Antes da revolução, Cuba era o bordel dos americanos, a população vivia na miséria e sem educação, sem assistência médica e obrigada a todas as formas de exploração para escapar da fome, uma fome verdadeira. A “revolução contra a revolução” balbuciada por certa esquerda que nunca na vida realizou nem a primeira nem a segunda, com as atuais relações de poder e o quadro político internacional desfavorável, significaria apenas a restauração da condição de subjugação colonial e criminosa varrida em 1959. Por todas estas razões, o apoio a Cuba contra a desestabilização de múltiplas direções do Ocidente tem um valor que vai muito além dos assuntos desta ilha, que durante mais de meio século foi obrigada a sofrer o assédio criminoso de Washington (embargo, tentativas de invasão, atos terroristas) por se rebelar contra o seu domínio.
Na história recente já assistimos a operações como esta, por exemplo com a morte de Fidel Castro, que na época desencadeou o alarido e os gritos de vingança por parte daqueles que não conseguiram enfrentá-lo em vida. Os jornalistas transformaram-se em pelotões de fuzilamento e usaram toda a sua gama de maldições, anátemas e condenações descontroladas para garantir que nem mesmo uma memória vagamente positiva deste homem permanecesse. Uma ofensiva ideológica que exerceu a sua atração hegemônica também à esquerda, entre aqueles que aproveitaram a oportunidade para apontar as inconsistências da revolução cubana, falando de traição e oportunidades perdidas.
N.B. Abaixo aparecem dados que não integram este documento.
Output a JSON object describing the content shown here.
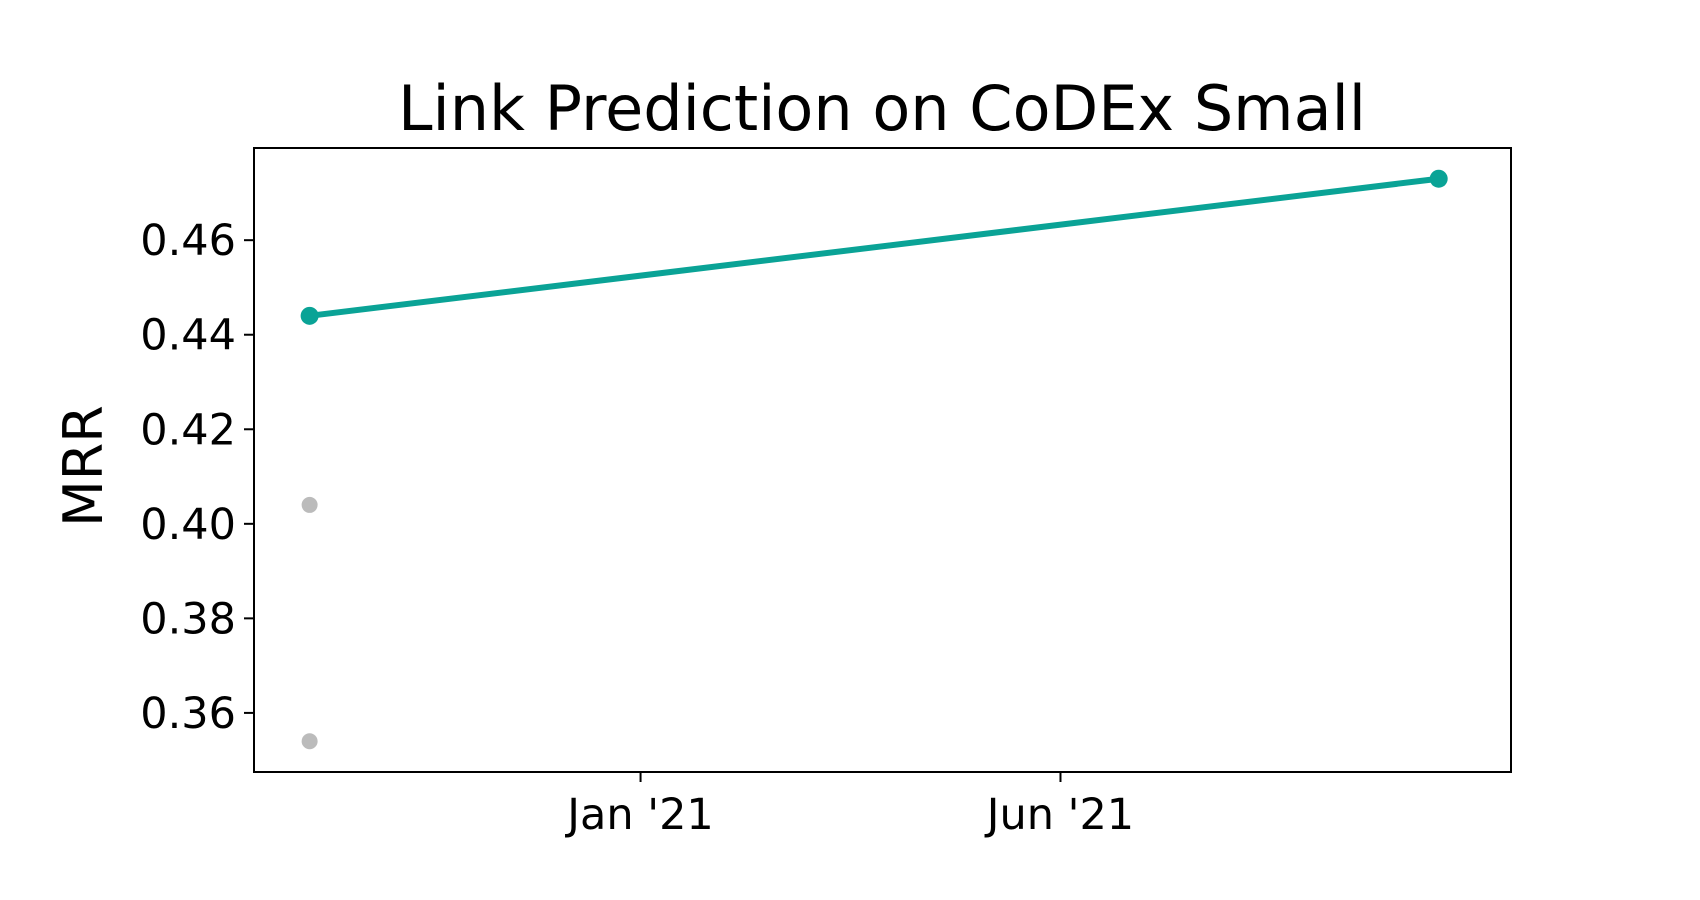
{
  "chart_data": {
    "type": "line",
    "title": "Link Prediction on CoDEx Small",
    "xlabel": "",
    "ylabel": "MRR",
    "x_axis_kind": "date",
    "xlim": [
      "2020-08-15",
      "2021-11-10"
    ],
    "ylim": [
      0.3475,
      0.4795
    ],
    "x_ticks": [
      {
        "date": "2021-01-01",
        "label": "Jan '21"
      },
      {
        "date": "2021-06-01",
        "label": "Jun '21"
      }
    ],
    "y_ticks": [
      {
        "value": 0.36,
        "label": "0.36"
      },
      {
        "value": 0.38,
        "label": "0.38"
      },
      {
        "value": 0.4,
        "label": "0.40"
      },
      {
        "value": 0.42,
        "label": "0.42"
      },
      {
        "value": 0.44,
        "label": "0.44"
      },
      {
        "value": 0.46,
        "label": "0.46"
      }
    ],
    "grid": false,
    "legend": "none",
    "series": [
      {
        "style": "line-with-markers",
        "color": "#0aa396",
        "points": [
          {
            "x": "2020-09-04",
            "y": 0.444
          },
          {
            "x": "2021-10-15",
            "y": 0.473
          }
        ]
      },
      {
        "style": "markers-only",
        "color": "#bbbbbb",
        "points": [
          {
            "x": "2020-09-04",
            "y": 0.404
          },
          {
            "x": "2020-09-04",
            "y": 0.354
          }
        ]
      }
    ]
  }
}
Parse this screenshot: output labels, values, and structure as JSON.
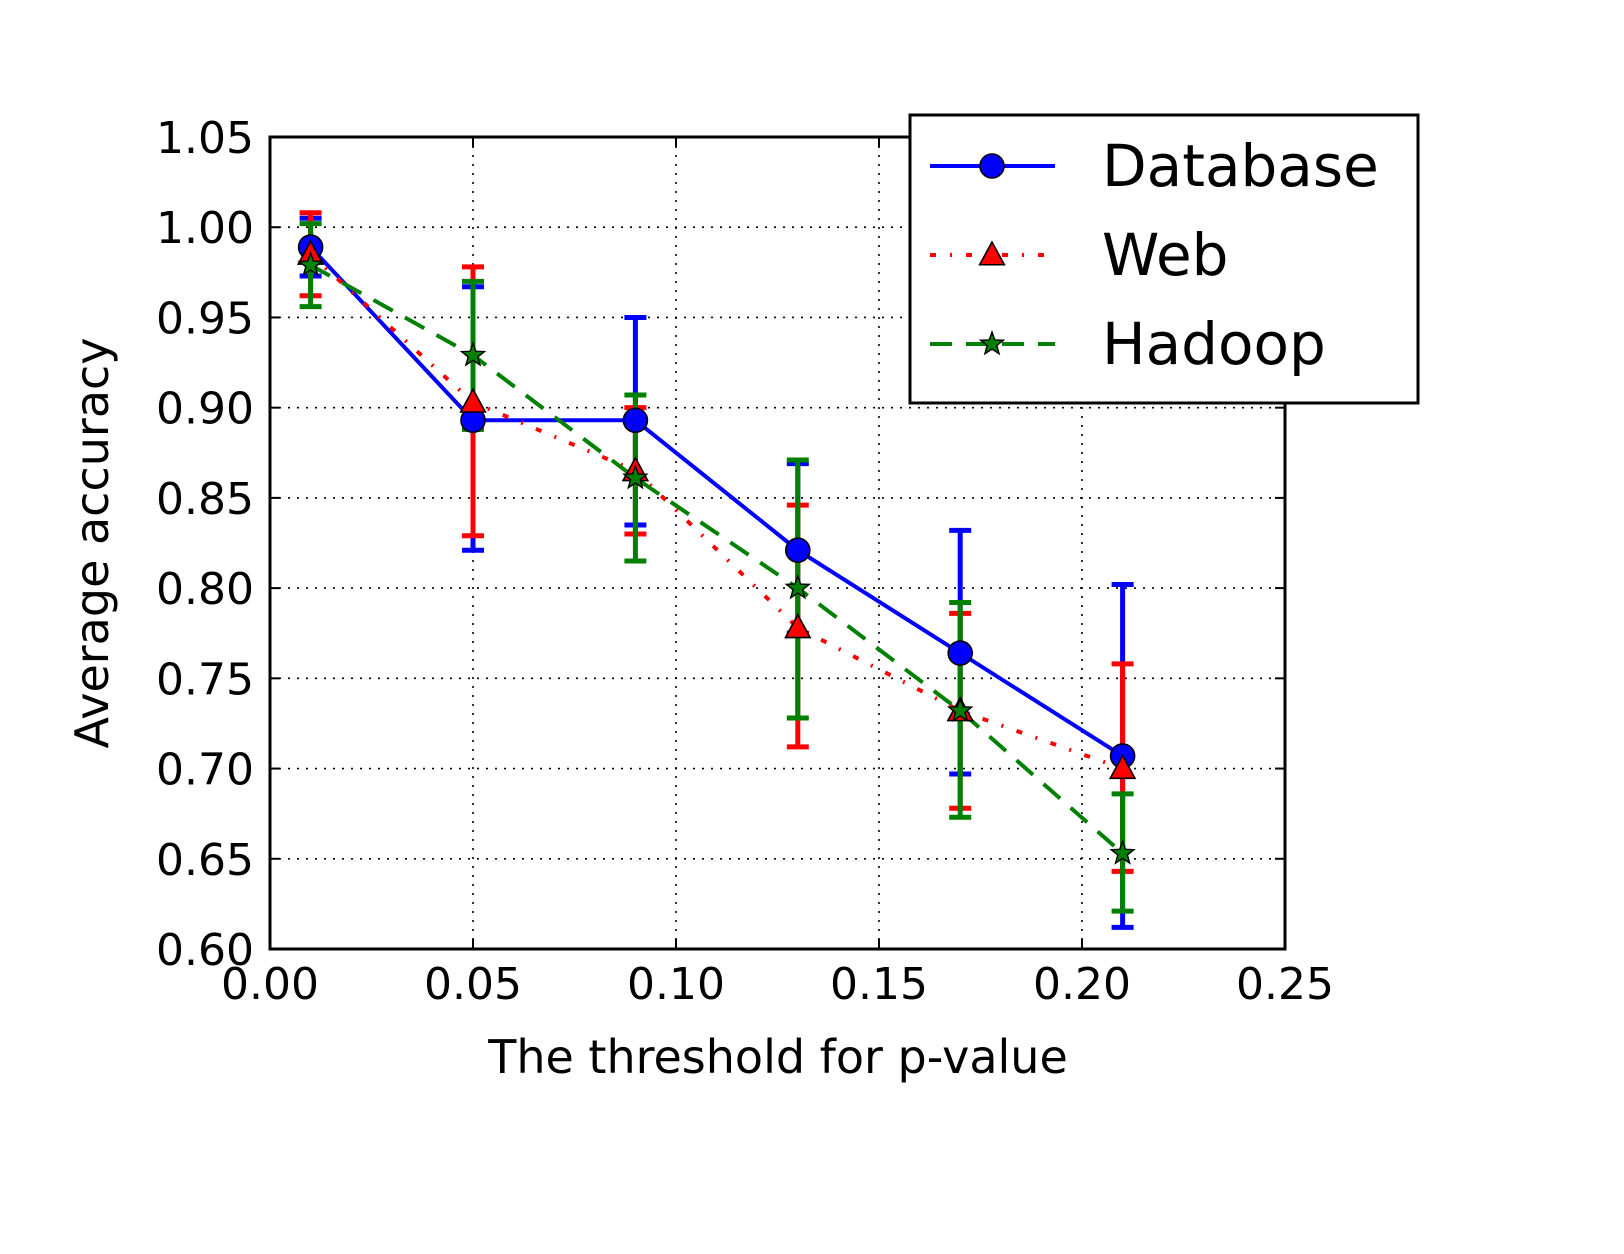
{
  "chart_data": {
    "type": "line",
    "title": "",
    "xlabel": "The threshold for p-value",
    "ylabel": "Average accuracy",
    "xlim": [
      0.0,
      0.25
    ],
    "ylim": [
      0.6,
      1.05
    ],
    "x_ticks": [
      "0.00",
      "0.05",
      "0.10",
      "0.15",
      "0.20",
      "0.25"
    ],
    "y_ticks": [
      "0.60",
      "0.65",
      "0.70",
      "0.75",
      "0.80",
      "0.85",
      "0.90",
      "0.95",
      "1.00",
      "1.05"
    ],
    "grid": true,
    "legend_position": "top-right",
    "x": [
      0.01,
      0.05,
      0.09,
      0.13,
      0.17,
      0.21
    ],
    "series": [
      {
        "name": "Database",
        "color": "#0000ff",
        "marker": "circle",
        "linestyle": "solid",
        "values": [
          0.989,
          0.893,
          0.893,
          0.821,
          0.764,
          0.707
        ],
        "err_low": [
          0.973,
          0.821,
          0.835,
          0.775,
          0.697,
          0.612
        ],
        "err_high": [
          1.005,
          0.967,
          0.95,
          0.869,
          0.832,
          0.802
        ]
      },
      {
        "name": "Web",
        "color": "#ff0000",
        "marker": "triangle",
        "linestyle": "dashdot",
        "values": [
          0.985,
          0.903,
          0.865,
          0.778,
          0.732,
          0.7
        ],
        "err_low": [
          0.962,
          0.829,
          0.83,
          0.712,
          0.678,
          0.643
        ],
        "err_high": [
          1.008,
          0.978,
          0.9,
          0.846,
          0.786,
          0.758
        ]
      },
      {
        "name": "Hadoop",
        "color": "#008000",
        "marker": "star",
        "linestyle": "dashed",
        "values": [
          0.979,
          0.929,
          0.861,
          0.8,
          0.732,
          0.653
        ],
        "err_low": [
          0.956,
          0.888,
          0.815,
          0.728,
          0.673,
          0.621
        ],
        "err_high": [
          1.002,
          0.97,
          0.907,
          0.871,
          0.792,
          0.686
        ]
      }
    ]
  }
}
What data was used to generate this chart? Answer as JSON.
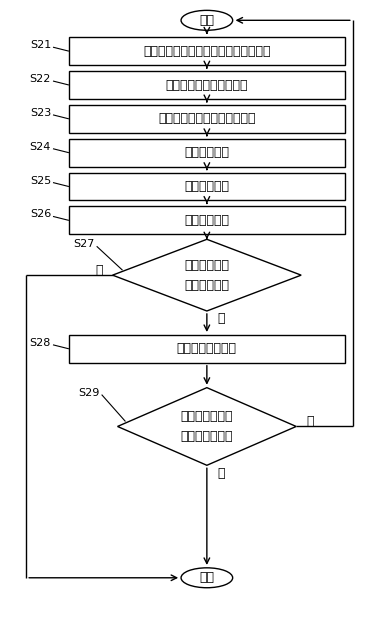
{
  "title": "开始",
  "end_label": "退出",
  "steps": [
    {
      "id": "S21",
      "label": "拍摄当前摄像机角度下的高速公路图像",
      "type": "rect"
    },
    {
      "id": "S22",
      "label": "获取道路的垂直边缘图像",
      "type": "rect"
    },
    {
      "id": "S23",
      "label": "获取道路的二值垂直边缘图像",
      "type": "rect"
    },
    {
      "id": "S24",
      "label": "检测边缘直线",
      "type": "rect"
    },
    {
      "id": "S25",
      "label": "合并边缘直线",
      "type": "rect"
    },
    {
      "id": "S26",
      "label": "去除干扰直线",
      "type": "rect"
    },
    {
      "id": "S27",
      "label1": "判断是否存在",
      "label2": "道路边缘直线",
      "type": "diamond"
    },
    {
      "id": "S28",
      "label": "旋转无人机摄像机",
      "type": "rect"
    },
    {
      "id": "S29",
      "label1": "判断无人机摄像",
      "label2": "机状态是否有效",
      "type": "diamond"
    }
  ],
  "bg_color": "#ffffff",
  "box_color": "#ffffff",
  "border_color": "#000000",
  "text_color": "#000000",
  "arrow_color": "#000000",
  "font_size": 9,
  "label_font_size": 8,
  "fig_w": 3.76,
  "fig_h": 6.17,
  "dpi": 100
}
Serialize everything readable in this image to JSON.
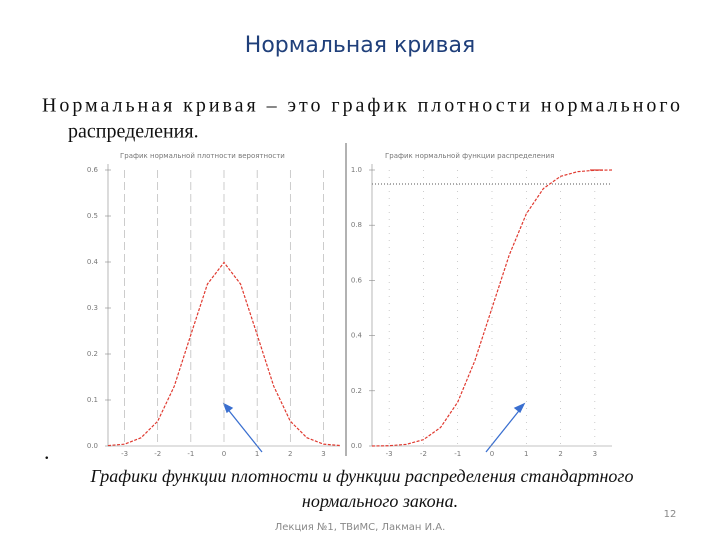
{
  "title": "Нормальная кривая",
  "body": {
    "line1": "Нормальная кривая – это график плотности нормального",
    "line2": "распределения."
  },
  "bullet": ".",
  "caption": {
    "line1": "Графики функции плотности и функции распределения стандартного",
    "line2": "нормального закона."
  },
  "footer": "Лекция №1, ТВиМС, Лакман И.А.",
  "page_number": "12",
  "chart_data": [
    {
      "type": "line",
      "title": "График нормальной плотности вероятности",
      "x": [
        -3.5,
        -3,
        -2.5,
        -2,
        -1.5,
        -1,
        -0.5,
        0,
        0.5,
        1,
        1.5,
        2,
        2.5,
        3,
        3.5
      ],
      "series": [
        {
          "color": "#e03a30",
          "values": [
            0.001,
            0.004,
            0.018,
            0.054,
            0.13,
            0.242,
            0.352,
            0.399,
            0.352,
            0.242,
            0.13,
            0.054,
            0.018,
            0.004,
            0.001
          ]
        }
      ],
      "xlim": [
        -3.5,
        3.5
      ],
      "xticks": [
        -3,
        -2,
        -1,
        0,
        1,
        2,
        3
      ],
      "ylim": [
        0,
        0.6
      ],
      "yticks": [
        {
          "value": 0,
          "label": "0.0"
        },
        0.1,
        0.2,
        0.3,
        0.4,
        0.5,
        0.6
      ],
      "grid": true
    },
    {
      "type": "line",
      "title": "График нормальной функции распределения",
      "x": [
        -3.5,
        -3,
        -2.5,
        -2,
        -1.5,
        -1,
        -0.5,
        0,
        0.5,
        1,
        1.5,
        2,
        2.5,
        3,
        3.5
      ],
      "series": [
        {
          "color": "#e03a30",
          "values": [
            0,
            0.001,
            0.006,
            0.023,
            0.067,
            0.159,
            0.309,
            0.5,
            0.691,
            0.841,
            0.933,
            0.977,
            0.994,
            0.999,
            1
          ]
        }
      ],
      "xlim": [
        -3.5,
        3.5
      ],
      "xticks": [
        -3,
        -2,
        -1,
        0,
        1,
        2,
        3
      ],
      "ylim": [
        0,
        1
      ],
      "yticks": [
        {
          "value": 0,
          "label": "0.0"
        },
        0.2,
        0.4,
        0.6,
        0.8,
        {
          "value": 1,
          "label": "1.0"
        }
      ],
      "grid": true
    }
  ]
}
No plano da coerência entre teoria e prática, vale a pena lembrar que cada revolução, ao colidir com a realidade concreta (com ações e reações, esperadas ou imprevistas), acaba por criar um novo quadro que é sempre diferente do que era anteriormente teorizado e idealizado. É inevitável, foi assim no caso da Revolução Francesa (apesar de continuarmos a considerá-la um ato fundamental de libertação universal), e como é o caso de todas as revoluções liberais que, para além dos seus princípios, acabaram por institucionalizar formas aberrantes e desumanas de pobreza sem limites, exclusão e marginalização social, que Constant, Locke, Smith e Bentham certamente não levaram em conta. Há, contudo, uma profunda diferença, para a qual Domenico Losurdo chamou repetidamente a atenção em seu raciocínio: quando discutimos os teóricos e protagonistas das revoluções socialistas, focalizamo-nos inevitavelmente apenas nas contradições dos processos reais por elas gerados, nunca nos aspectos progressivos; quando nos referimos aos teóricos do pensamento liberal (“os clássicos”) falamos dos valores universais da fraternidade e da liberdade individual que teorizaram, nunca da miséria, das guerras de roubo e dominação colonial ou da divisão rígida em classes, que são características das sociedades liberais reais. No primeiro caso, em geral as análises apenas se detém sobre os limites dos processos históricos reais, no segundo as atenções são postas sobre as petições de princípio e os impulsos idealistas dos seus pensadores. Na própria aceitação acrítica desta inversão em termos de raciocínio, esconde-se uma clara vitória hegemônica do pensamento liberal, a qual nunca é suficientemente refletida.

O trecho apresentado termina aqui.